И беспрерывно гром гремел,
И в дебрях буря бушевала.
 
   Серафима Ильинична. «Вы спите, юные…»
   Мария Лукьяновна (из другой комнаты). Мама? Мамочка!
   Серафима Ильинична. Что тебе?

Явление второе

   Мария Лукьяновна с керосиновой лампой в руках. В ламповое стекло воткнуты щипцы для завивки волос.
 
   Мария Лукьяновна. Как, по-твоему, Сенечке лучше понравится: мелкой зыбью завиться или крупными волнами?
   Серафима Ильинична. Разве, Машенька, догадаешься?
   Мария Лукьяновна. Как же все-таки быть?
   Серафима Ильинична. Я тебе посоветую, Машенька, так: сделай спереди мелко, а сзади крупно, вот и будет без про­маха. (Поет.) «Вы спите, юные…»
   Мария Лукьяновна. Он, наверное, скоро вернется, мамочка, ты живей растирай.
   Серафима Ильинична. Я и так, как динамо-машина, рабо­таю – два желтка навертела на полный стакан.
   Мария Лукьяновна. До чего он любитель до гоголя, страсть.
   Серафима Ильинична. Пусть уж нынче полакомится. (Поет.)
 
Вы спите, юные герои.
Друзья, под бурею ревущей…
 
   Мария Лукьяновна. Как ты, мамочка, думаешь – он на ме­сто устроится или нет?
   Серафима Ильинична. А то как же? Теперь непременно устроится.
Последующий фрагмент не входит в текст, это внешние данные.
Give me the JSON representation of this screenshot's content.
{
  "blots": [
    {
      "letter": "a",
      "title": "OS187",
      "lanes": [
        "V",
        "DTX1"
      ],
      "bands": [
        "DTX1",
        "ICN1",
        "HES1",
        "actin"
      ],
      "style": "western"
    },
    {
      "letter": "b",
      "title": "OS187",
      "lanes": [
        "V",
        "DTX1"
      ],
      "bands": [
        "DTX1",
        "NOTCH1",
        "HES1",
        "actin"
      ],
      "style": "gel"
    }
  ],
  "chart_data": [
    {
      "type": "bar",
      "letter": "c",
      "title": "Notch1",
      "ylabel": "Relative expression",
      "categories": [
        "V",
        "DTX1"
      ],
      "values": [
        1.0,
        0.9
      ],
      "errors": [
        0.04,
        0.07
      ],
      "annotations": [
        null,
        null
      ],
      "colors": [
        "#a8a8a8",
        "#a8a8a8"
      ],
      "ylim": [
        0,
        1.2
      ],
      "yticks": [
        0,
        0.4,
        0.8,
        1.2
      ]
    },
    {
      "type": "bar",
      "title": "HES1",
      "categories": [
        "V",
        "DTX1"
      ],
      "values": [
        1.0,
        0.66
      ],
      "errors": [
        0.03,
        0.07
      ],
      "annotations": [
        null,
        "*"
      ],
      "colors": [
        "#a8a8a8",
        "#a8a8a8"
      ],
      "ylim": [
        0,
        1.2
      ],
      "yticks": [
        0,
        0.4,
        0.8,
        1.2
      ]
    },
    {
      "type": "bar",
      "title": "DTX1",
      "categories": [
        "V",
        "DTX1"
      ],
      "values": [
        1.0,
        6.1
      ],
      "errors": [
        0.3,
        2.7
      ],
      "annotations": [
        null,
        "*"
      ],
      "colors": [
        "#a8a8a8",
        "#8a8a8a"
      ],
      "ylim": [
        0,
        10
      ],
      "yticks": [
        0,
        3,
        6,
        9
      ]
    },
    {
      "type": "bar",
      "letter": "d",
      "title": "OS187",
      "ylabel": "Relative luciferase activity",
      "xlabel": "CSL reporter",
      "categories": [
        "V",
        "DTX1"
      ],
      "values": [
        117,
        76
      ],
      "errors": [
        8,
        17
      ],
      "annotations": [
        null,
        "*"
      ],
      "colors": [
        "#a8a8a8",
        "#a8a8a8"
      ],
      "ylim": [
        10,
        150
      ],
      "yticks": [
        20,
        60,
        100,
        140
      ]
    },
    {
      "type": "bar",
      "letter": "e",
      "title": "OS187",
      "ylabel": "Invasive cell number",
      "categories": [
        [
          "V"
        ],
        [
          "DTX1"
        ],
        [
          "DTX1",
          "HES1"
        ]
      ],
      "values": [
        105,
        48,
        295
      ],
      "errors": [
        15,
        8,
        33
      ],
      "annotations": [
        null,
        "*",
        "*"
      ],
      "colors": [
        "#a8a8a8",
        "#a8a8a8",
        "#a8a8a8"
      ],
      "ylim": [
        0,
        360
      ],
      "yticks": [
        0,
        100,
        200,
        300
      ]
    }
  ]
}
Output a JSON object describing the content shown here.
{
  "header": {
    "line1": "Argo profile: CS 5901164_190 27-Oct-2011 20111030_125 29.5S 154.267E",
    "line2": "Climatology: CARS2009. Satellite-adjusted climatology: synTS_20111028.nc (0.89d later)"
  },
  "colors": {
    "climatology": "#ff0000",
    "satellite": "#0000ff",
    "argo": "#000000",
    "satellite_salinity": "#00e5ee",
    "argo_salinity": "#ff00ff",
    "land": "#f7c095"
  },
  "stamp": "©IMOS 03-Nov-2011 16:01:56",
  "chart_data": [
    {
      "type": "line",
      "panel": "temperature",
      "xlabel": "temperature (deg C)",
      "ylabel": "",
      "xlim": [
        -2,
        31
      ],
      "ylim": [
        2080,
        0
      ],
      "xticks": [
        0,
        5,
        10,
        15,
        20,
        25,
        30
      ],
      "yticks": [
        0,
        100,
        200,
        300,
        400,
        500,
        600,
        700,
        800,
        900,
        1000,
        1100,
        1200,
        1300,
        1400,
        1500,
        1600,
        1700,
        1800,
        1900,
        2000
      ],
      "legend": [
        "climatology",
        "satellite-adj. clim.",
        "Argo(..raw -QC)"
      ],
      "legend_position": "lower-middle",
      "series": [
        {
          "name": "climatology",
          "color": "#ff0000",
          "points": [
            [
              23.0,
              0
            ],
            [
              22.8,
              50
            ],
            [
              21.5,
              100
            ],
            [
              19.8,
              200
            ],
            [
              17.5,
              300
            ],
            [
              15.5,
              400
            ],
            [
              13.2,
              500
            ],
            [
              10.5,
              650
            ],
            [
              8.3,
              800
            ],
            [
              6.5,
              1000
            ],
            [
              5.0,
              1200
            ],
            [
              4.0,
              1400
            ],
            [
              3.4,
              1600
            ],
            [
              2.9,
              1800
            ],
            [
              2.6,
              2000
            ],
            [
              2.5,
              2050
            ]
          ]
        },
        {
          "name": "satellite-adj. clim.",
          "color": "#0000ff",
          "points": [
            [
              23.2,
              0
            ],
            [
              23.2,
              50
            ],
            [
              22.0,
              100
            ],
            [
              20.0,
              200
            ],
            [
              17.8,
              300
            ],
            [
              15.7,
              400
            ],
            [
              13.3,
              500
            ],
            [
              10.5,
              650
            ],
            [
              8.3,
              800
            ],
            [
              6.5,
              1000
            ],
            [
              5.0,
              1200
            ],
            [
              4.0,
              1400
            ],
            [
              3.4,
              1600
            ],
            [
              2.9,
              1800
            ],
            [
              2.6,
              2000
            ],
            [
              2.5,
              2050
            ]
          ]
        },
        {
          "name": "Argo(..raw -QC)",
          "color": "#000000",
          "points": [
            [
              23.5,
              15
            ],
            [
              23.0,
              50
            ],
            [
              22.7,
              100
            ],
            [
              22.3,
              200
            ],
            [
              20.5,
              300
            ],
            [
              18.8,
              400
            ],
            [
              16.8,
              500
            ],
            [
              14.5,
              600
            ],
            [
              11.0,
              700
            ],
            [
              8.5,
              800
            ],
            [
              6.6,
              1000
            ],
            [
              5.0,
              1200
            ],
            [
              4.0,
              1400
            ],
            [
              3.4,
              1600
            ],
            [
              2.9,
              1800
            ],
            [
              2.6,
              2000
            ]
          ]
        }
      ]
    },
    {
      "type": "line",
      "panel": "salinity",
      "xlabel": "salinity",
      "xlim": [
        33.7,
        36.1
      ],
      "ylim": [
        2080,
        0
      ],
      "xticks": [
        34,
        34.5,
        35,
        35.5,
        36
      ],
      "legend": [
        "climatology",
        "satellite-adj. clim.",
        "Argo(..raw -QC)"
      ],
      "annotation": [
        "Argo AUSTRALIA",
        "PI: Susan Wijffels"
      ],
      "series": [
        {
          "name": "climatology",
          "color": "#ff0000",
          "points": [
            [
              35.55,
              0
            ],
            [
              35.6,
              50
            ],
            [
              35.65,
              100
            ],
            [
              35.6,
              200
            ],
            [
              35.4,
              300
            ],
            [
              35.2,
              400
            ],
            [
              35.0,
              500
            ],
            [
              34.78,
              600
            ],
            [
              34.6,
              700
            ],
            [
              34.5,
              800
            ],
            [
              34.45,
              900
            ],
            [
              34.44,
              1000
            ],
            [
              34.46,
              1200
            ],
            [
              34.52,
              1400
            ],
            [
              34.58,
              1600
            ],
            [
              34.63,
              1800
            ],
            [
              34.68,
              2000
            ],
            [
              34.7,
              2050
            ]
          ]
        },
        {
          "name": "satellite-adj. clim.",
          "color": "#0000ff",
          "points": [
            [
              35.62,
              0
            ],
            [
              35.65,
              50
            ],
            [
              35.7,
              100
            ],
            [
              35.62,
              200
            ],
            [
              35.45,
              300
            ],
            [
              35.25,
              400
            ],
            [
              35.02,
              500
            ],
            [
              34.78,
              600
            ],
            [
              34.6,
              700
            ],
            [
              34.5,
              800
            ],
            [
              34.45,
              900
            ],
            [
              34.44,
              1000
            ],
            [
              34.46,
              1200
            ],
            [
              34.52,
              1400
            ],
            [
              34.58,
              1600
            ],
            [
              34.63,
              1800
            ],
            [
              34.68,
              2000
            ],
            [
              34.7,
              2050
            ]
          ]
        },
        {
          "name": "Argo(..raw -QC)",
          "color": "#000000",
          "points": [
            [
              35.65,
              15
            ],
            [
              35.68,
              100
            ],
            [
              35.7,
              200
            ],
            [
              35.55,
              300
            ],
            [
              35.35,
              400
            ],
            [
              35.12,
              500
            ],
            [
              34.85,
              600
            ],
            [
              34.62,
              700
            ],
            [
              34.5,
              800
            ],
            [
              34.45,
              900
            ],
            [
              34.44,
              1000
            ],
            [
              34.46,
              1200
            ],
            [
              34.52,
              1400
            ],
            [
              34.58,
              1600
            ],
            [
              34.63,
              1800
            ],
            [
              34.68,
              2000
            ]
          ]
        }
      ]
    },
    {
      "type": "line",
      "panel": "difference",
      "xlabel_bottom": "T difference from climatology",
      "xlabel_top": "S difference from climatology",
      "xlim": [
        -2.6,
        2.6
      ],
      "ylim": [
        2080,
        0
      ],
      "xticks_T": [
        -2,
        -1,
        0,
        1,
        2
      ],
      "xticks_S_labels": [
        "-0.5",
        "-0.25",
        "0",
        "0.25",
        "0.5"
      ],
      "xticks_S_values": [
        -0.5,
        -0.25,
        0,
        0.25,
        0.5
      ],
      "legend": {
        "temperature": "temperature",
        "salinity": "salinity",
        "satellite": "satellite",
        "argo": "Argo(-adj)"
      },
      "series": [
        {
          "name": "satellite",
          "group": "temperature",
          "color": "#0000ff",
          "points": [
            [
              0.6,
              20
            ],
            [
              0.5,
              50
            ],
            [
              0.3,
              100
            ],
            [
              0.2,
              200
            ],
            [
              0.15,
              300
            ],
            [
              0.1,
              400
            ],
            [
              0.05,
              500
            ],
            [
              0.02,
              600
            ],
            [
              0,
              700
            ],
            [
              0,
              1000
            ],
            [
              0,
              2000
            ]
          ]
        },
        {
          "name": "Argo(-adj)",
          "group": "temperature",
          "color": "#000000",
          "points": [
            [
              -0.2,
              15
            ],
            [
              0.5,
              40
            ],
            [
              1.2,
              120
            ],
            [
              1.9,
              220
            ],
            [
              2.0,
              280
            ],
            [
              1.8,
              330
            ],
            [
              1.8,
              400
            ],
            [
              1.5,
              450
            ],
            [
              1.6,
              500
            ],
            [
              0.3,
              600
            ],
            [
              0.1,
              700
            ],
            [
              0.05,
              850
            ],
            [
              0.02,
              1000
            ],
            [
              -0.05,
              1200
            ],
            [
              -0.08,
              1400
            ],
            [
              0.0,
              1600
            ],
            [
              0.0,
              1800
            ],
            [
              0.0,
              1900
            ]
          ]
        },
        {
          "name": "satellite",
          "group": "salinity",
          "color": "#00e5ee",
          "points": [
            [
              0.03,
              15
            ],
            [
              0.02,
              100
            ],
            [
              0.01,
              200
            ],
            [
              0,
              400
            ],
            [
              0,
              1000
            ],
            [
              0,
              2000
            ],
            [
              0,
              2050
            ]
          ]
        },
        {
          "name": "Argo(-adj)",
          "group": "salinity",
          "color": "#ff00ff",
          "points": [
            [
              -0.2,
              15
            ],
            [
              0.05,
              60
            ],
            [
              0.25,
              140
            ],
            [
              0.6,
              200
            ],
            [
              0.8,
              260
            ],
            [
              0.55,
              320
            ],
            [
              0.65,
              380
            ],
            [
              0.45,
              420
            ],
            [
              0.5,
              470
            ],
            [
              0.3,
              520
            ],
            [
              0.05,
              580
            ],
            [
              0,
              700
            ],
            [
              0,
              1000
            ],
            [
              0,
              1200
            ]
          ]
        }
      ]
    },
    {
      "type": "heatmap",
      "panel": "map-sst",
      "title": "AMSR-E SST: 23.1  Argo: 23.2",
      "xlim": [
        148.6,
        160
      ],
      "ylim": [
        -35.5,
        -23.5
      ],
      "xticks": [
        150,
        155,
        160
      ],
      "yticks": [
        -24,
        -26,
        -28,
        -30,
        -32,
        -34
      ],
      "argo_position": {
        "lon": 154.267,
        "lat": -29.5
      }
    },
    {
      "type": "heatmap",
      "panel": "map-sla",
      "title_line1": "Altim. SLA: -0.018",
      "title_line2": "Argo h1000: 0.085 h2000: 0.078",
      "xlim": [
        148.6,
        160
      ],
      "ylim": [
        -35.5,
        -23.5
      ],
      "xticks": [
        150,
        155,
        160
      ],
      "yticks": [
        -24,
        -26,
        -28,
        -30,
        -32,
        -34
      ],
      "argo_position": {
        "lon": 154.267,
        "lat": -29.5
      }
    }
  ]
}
   Мария Лукьяновна. Скажут – нету работы, и кончен бал.
   Серафима Ильинична. Разве может в России не быть рабо­ты, да у нас ее хватит хоть на все человечество, только знай поворачивайся.
   Мария Лукьяновна. По какой же причине не все работают?
   Серафима Ильинична. По причине протекции.
   Мария Лукьяновна. Почему ж это так?
   Серафима Ильинична. Потому что в России так много ра­боты, что для каждого места не хватает протекции. Скажем, место имеется, а протекции нет, вот оно и пустует от этого, Машенька. А уж если у Сенечки есть протекция, то работа отыщется – будь покойна.
   Мария Лукьяновна. Неужели мы, мама, опять заживем.
   Серафима Ильинична. Заживем, обязательно заживем. (Поет.)